One of Washington's prominent black ministers has set off a firestorm among the city's gay community with a recent sermon in which he denounced lesbianism in unusually graphic language, warned that it is about "to take over our community" and asserted that one reason women become lesbians is because "lot of the sisters making more money than brothers."
The Rev. Willie F. Wilson, pastor of Union Temple Baptist Church in Southeast Washington, said during a recorded July 3 sermon: "You got to be careful when you say you don't need no man. 'I can make it by myself.' Well, if you don't need a man, what's left?"
Wilson's remarks, first reported yesterday by the Washington Blade, stunned local gay leaders. Several said they were inappropriate because of Wilson's role as national executive director of the 10-year commemoration of the Million Man March in October.
Wilson, a former mayoral candidate, did not respond to phone messages left at his church and home yesterday seeking comment.
His sermons usually are recorded and then sold. The Washington Post obtained a CD of this sermon from Philip Pannell of Southeast, who served in 2000 as Mayor Anthony A. Williams's liaison for gay, lesbian, bisexual and transgender affairs.
Pannell said he was "stunned" by the remarks. "He has every right to say what he wants from his pulpit," Pannell said. "However, in his role as national director of the [October march] it does not make the gay, lesbian, transsexual and bisexual African American community seem welcome when these attitudes are expressed publicly."
Longtime gay civil rights activist Carlene Cheatam of Northeast said Nation of Islam minister Louis Farrakhan, principal leader of the first Million Man March, "needs to denounce those words from . . . Wilson." Farrakhan's office referred a reporter to the Chicago office of the Million Man March. Officials there did not respond to a message seeking comment.
"How do you go from women making money and then that having an impact on your sexual orientation?" Cheatam asked. "There are too many strong African American women who are advancing in this society that he is insulting."
Pannell said the comments seem to explain why Wilson had not attended meetings organized by gay and lesbian activists to plan for the upcoming commemoration. "It's clear they don't want us to be part of this [event], except showing up and boosting the numbers on the Mall that day," Pannell said. "That's not empowering at all."
Some members of the gay community said they were especially shocked because the remarks ran counter to Wilson's relationship with the community in the past.
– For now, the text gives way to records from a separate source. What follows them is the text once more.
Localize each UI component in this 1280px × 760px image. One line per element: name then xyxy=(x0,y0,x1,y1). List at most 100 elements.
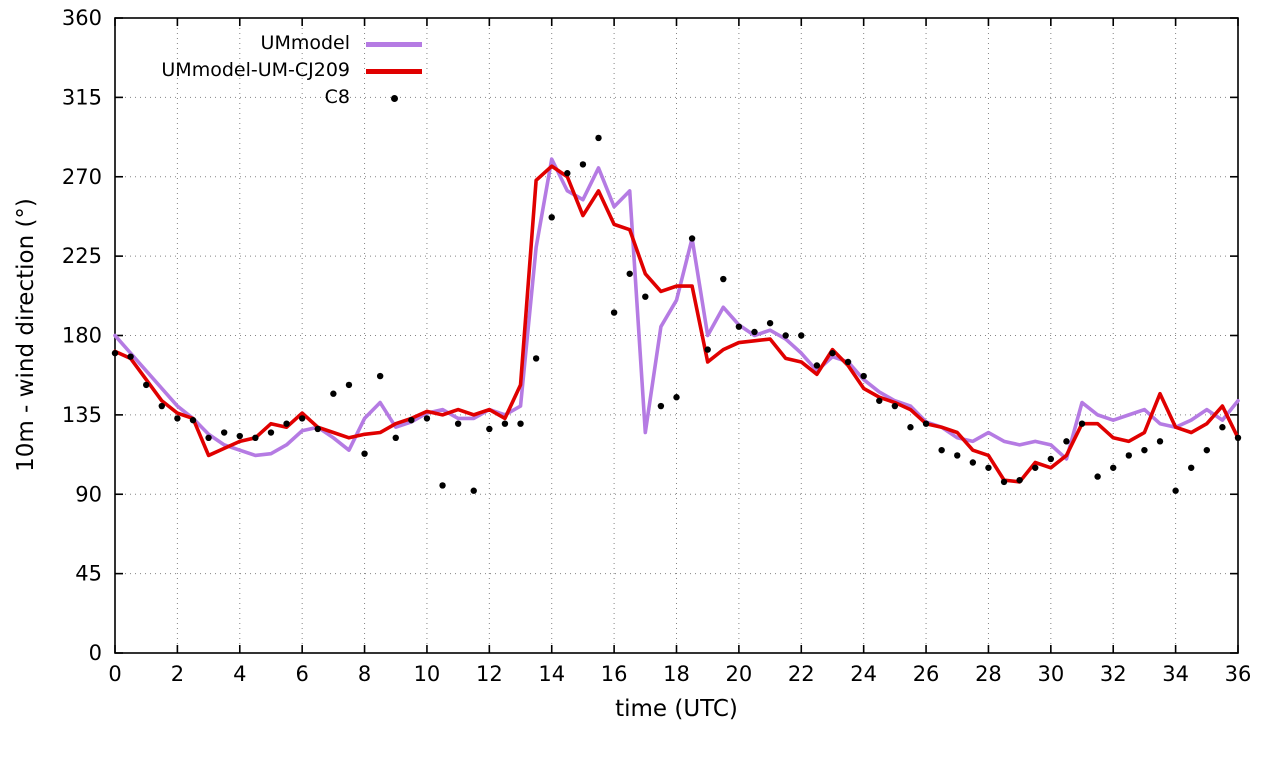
c8-observation-point xyxy=(376,372,384,380)
c8-observation-point xyxy=(283,420,290,427)
legend-label-ummodel-um-cj209: UMmodel-UM-CJ209 xyxy=(161,59,350,81)
c8-observation-point xyxy=(813,362,821,369)
x-tick-label: 18 xyxy=(663,662,690,686)
c8-observation-point xyxy=(158,402,165,410)
c8-observation-point xyxy=(1125,452,1133,459)
c8-observation-point xyxy=(408,416,415,424)
c8-observation-point xyxy=(267,429,275,436)
x-tick-label: 16 xyxy=(601,662,628,686)
c8-observation-point xyxy=(766,319,774,327)
x-tick-label: 20 xyxy=(726,662,753,686)
c8-observation-point xyxy=(205,434,212,442)
y-tick-label: 90 xyxy=(75,482,102,506)
c8-observation-point xyxy=(189,416,197,424)
x-tick-label: 12 xyxy=(476,662,503,686)
y-tick-label: 270 xyxy=(62,165,102,189)
c8-observation-point xyxy=(595,134,602,142)
y-tick-label: 360 xyxy=(62,6,102,30)
x-tick-label: 2 xyxy=(171,662,184,686)
c8-observation-point xyxy=(1110,464,1117,471)
c8-observation-point xyxy=(1063,438,1070,445)
c8-observation-point xyxy=(236,432,243,440)
c8-observation-point xyxy=(642,293,649,300)
c8-observation-point xyxy=(891,402,899,410)
c8-observation-point xyxy=(1032,464,1039,471)
c8-observation-point xyxy=(298,415,306,422)
c8-observation-point xyxy=(876,397,883,404)
c8-observation-point xyxy=(954,452,961,459)
c8-observation-point xyxy=(111,349,119,357)
y-tick-label: 45 xyxy=(75,562,102,586)
legend-label-ummodel: UMmodel xyxy=(260,32,350,54)
c8-observation-point xyxy=(439,482,446,489)
c8-observation-point xyxy=(517,420,524,427)
y-axis-label: 10m - wind direction (°) xyxy=(13,198,39,472)
c8-observation-point xyxy=(735,323,743,330)
x-tick-label: 26 xyxy=(913,662,940,686)
c8-observation-point xyxy=(1234,434,1242,442)
c8-observation-point xyxy=(782,332,789,339)
c8-observation-point xyxy=(938,446,945,454)
x-tick-label: 10 xyxy=(414,662,441,686)
c8-observation-point xyxy=(1156,438,1164,445)
c8-observation-point xyxy=(314,425,321,433)
c8-observation-point xyxy=(220,429,228,436)
c8-observation-point xyxy=(361,450,368,457)
c8-observation-point xyxy=(501,420,509,427)
ummodel-line-sample xyxy=(366,35,422,53)
c8-observation-point xyxy=(626,270,633,277)
c8-observation-point xyxy=(142,381,150,389)
c8-observation-point xyxy=(610,309,618,316)
c8-observation-point xyxy=(1000,478,1008,486)
c8-observation-point xyxy=(564,170,571,177)
c8-observation-point xyxy=(1094,473,1101,480)
c8-observation-point xyxy=(1047,455,1055,463)
c8-observation-point xyxy=(657,402,665,410)
x-tick-label: 34 xyxy=(1162,662,1189,686)
x-tick-label: 14 xyxy=(538,662,565,686)
x-tick-label: 32 xyxy=(1100,662,1127,686)
x-tick-label: 22 xyxy=(788,662,815,686)
c8-observation-point xyxy=(907,424,914,431)
series-line-UMmodel-UM-CJ209 xyxy=(113,164,1240,484)
x-tick-label: 0 xyxy=(108,662,121,686)
c8-observation-point xyxy=(1203,446,1211,454)
x-tick-label: 8 xyxy=(358,662,371,686)
c8-observation-point xyxy=(423,415,431,422)
c8-observation-point xyxy=(579,161,587,168)
y-tick-label: 0 xyxy=(89,641,102,665)
x-tick-label: 4 xyxy=(233,662,246,686)
y-tick-label: 225 xyxy=(62,244,102,268)
c8-observation-point xyxy=(330,390,337,397)
c8-observation-point xyxy=(985,464,992,471)
c8-observation-point xyxy=(1078,420,1086,427)
c8-observation-point xyxy=(252,434,259,442)
c8-observation-point xyxy=(1141,446,1148,454)
c8-observation-point xyxy=(1188,464,1195,471)
c8-observation-point xyxy=(345,381,353,389)
c8-observation-point xyxy=(704,346,711,353)
c8-observation-point xyxy=(486,425,493,433)
legend-item-ummodel-um-cj209: UMmodel-UM-CJ209 xyxy=(110,57,422,84)
c8-observation-point xyxy=(454,420,462,427)
c8-observation-point xyxy=(969,459,977,466)
y-tick-label: 315 xyxy=(62,85,102,109)
x-tick-label: 24 xyxy=(850,662,877,686)
y-tick-label: 135 xyxy=(62,403,102,427)
x-axis-label: time (UTC) xyxy=(615,696,738,722)
c8-observation-point xyxy=(922,420,930,427)
y-tick-label: 180 xyxy=(62,324,102,348)
c8-observation-point xyxy=(798,332,805,339)
c8-observation-point xyxy=(688,235,696,242)
c8-observation-point xyxy=(174,415,181,422)
legend: UMmodel UMmodel-UM-CJ209 C8 xyxy=(110,30,422,111)
ummodel-um-cj209-line-sample xyxy=(366,62,422,80)
series-line-UMmodel xyxy=(113,157,1240,461)
c8-observation-point xyxy=(548,214,555,221)
x-tick-label: 36 xyxy=(1225,662,1252,686)
c8-observation-point xyxy=(470,487,477,494)
c8-observation-point xyxy=(392,434,399,442)
c8-observation-point xyxy=(844,358,852,366)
He was the first influential black preacher in the District to open his church for a forum in 1999 on discrimination against homosexuals in the black church.
The pastor's comments on lesbians came in the middle of a rambling sermon.
After decrying rising prices, he said: "I ain't against women working, but it's become a necessity that they work now. Was a time when a man could get a job in a factory and do all right.
"We live in a time now brothers have been so put down, can't get a job. Lot of the sisters making more money than brothers, and it's created problems in families. That's one of the reasons our families [are] breaking up and that's one of the reasons many of our women are becoming lesbians," he said.
Lesbianism is about "to take over our community. I'm talking about young girls. My son in high school last year. Tried to go to the prom. He said, 'Dad, I ain't got nobody to take to the prom because all the girls in my class are gay. Ain't but two of 'em straight, and both of them ugly," Wilson recounted.
The pastor, who said he was not homophobic, then described a gay sexual encounter in explicit and derogatory terms.
The Rev. Candace R. Shultis, pastor at Metropolitan Community Church of Washington, a gay congregation, said "it was unbelievable that someone would . . . use that kind of language from the pulpit." The graphic detail, she said, "tells me he doesn't know a whole lot about the gay lifestyle."